In this blog post, we shed some light on the specifics of the Implementation Law as well as some action points relevant to affected companies providing services or carrying out activities in Germany.

Data protection

Adequate for now: EDPB’s opinion on the level of data protection in the UK

The European Data Protection Board (EDPB) has recently adopted its opinion on the European Commission’s draft implementing decision to extend the adequacy decision for the UK under Article 45 of the EU General Data Protection Regulation (EU GDPR) until 27 December 2031. Such adequacy decision permits transfers of personal data under the EU GDPR to recipients based in the UK without requiring additional safeguards under the EU GDPR. In its assessment, the EDPB examines whether the UK’s data protection regulations continue to ensure an essentially equivalent level of protection in light of developments since 2021, in particular the Data (Use and Access) Act 2025 (DUAA).

Overall, the EDPB “welcomes the continuing alignment” between the UK and EU data protection frameworks, while also striking a cautious tone with repeated calls for the Commission to conduct further analysis regarding several points and to commit to close, ongoing monitoring in the coming years. 

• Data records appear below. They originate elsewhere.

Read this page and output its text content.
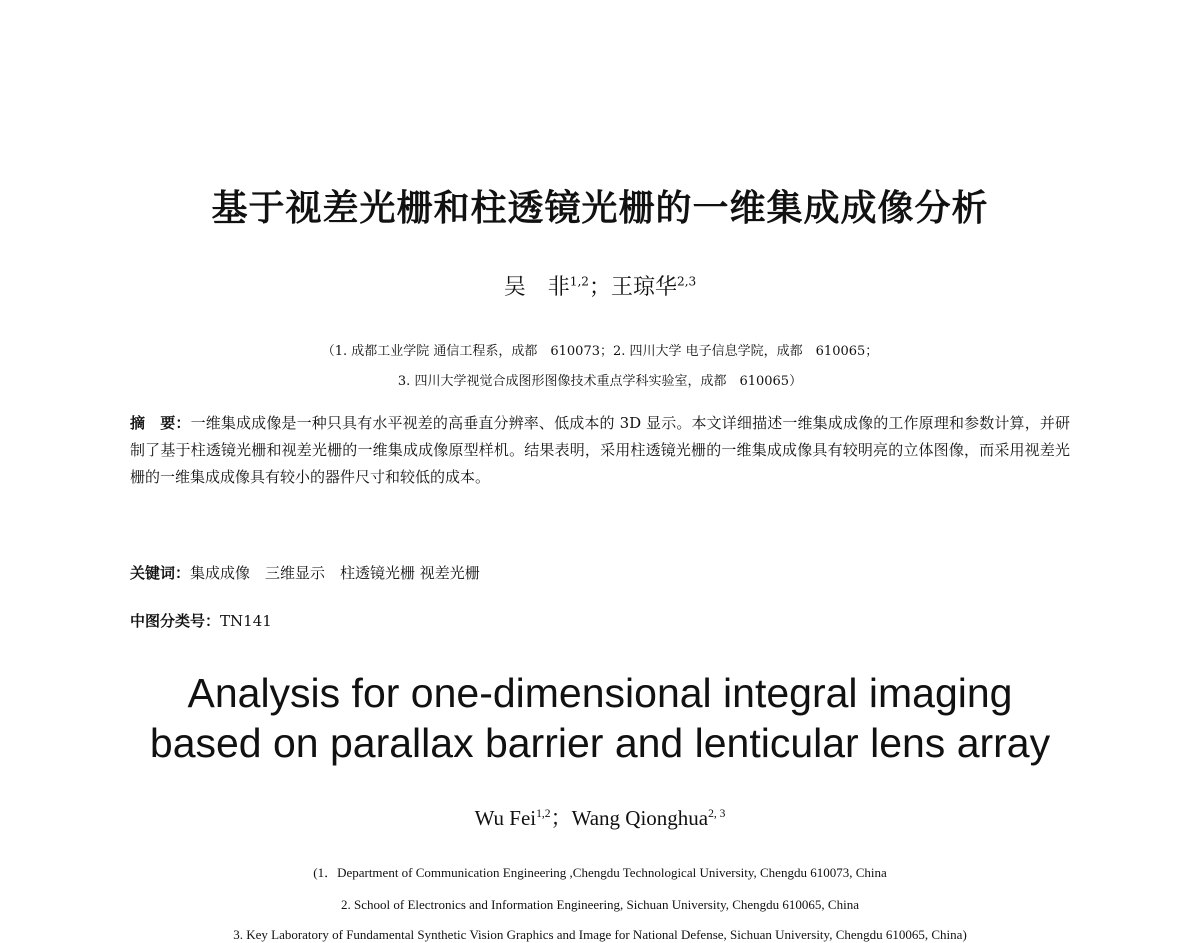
基于视差光栅和柱透镜光栅的一维集成成像分析
吴　非$^{1,2}$；王琼华$^{2,3}$
（1. 成都工业学院 通信工程系，成都　610073；2. 四川大学 电子信息学院，成都　610065；
3. 四川大学视觉合成图形图像技术重点学科实验室，成都　610065）
摘　要：一维集成成像是一种只具有水平视差的高垂直分辨率、低成本的 3D 显示。本文详细描述一维集成成像的工作原理和参数计算，并研制了基于柱透镜光栅和视差光栅的一维集成成像原型样机。结果表明，采用柱透镜光栅的一维集成成像具有较明亮的立体图像，而采用视差光栅的一维集成成像具有较小的器件尺寸和较低的成本。
关键词：集成成像　三维显示　柱透镜光栅 视差光栅
中图分类号：TN141
Analysis for one-dimensional integral imaging
based on parallax barrier and lenticular lens array
Wu Fei$^{1,2}$；Wang Qionghua$^{2, 3}$
(1．Department of Communication Engineering ,Chengdu Technological University, Chengdu 610073, China
2. School of Electronics and Information Engineering, Sichuan University, Chengdu 610065, China
3. Key Laboratory of Fundamental Synthetic Vision Graphics and Image for National Defense, Sichuan University, Chengdu 610065, China)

For more information, see our blog post.

Sanctions and export controls

Doing business in high-risk jurisdictions: navigating global sanctions and export controls

Companies conducting cross-border business often need to navigate a complex web of sanctions and trade-related restrictions. These considerations are especially relevant in high-risk jurisdictions—regions marked by conflict or geopolitical tension, and which typically have an elevated number of individuals, entities, and activities that can expose companies to sanctions risks.

Sanctions are an increasingly favoured and complex foreign policy tool that include a wide array of restrictions: territorial limitations, entity designations, asset freezes, financial sanctions, capital and financial restrictions, export controls, tariffs, service bans, investment bans, sectoral measures, and price caps.  To make matters more complex, the application and interpretation of global sanctions can diverge from regulator to regulator, which can lead to commercial complications for businesses operating in high-risk jurisdictions.  Now more than ever, companies investing and operating in high-risk jurisdictions should consider sanctions and trade restrictions at all stages of the business lifecycle, from the decision to enter a market through ongoing operations through a potential future exit.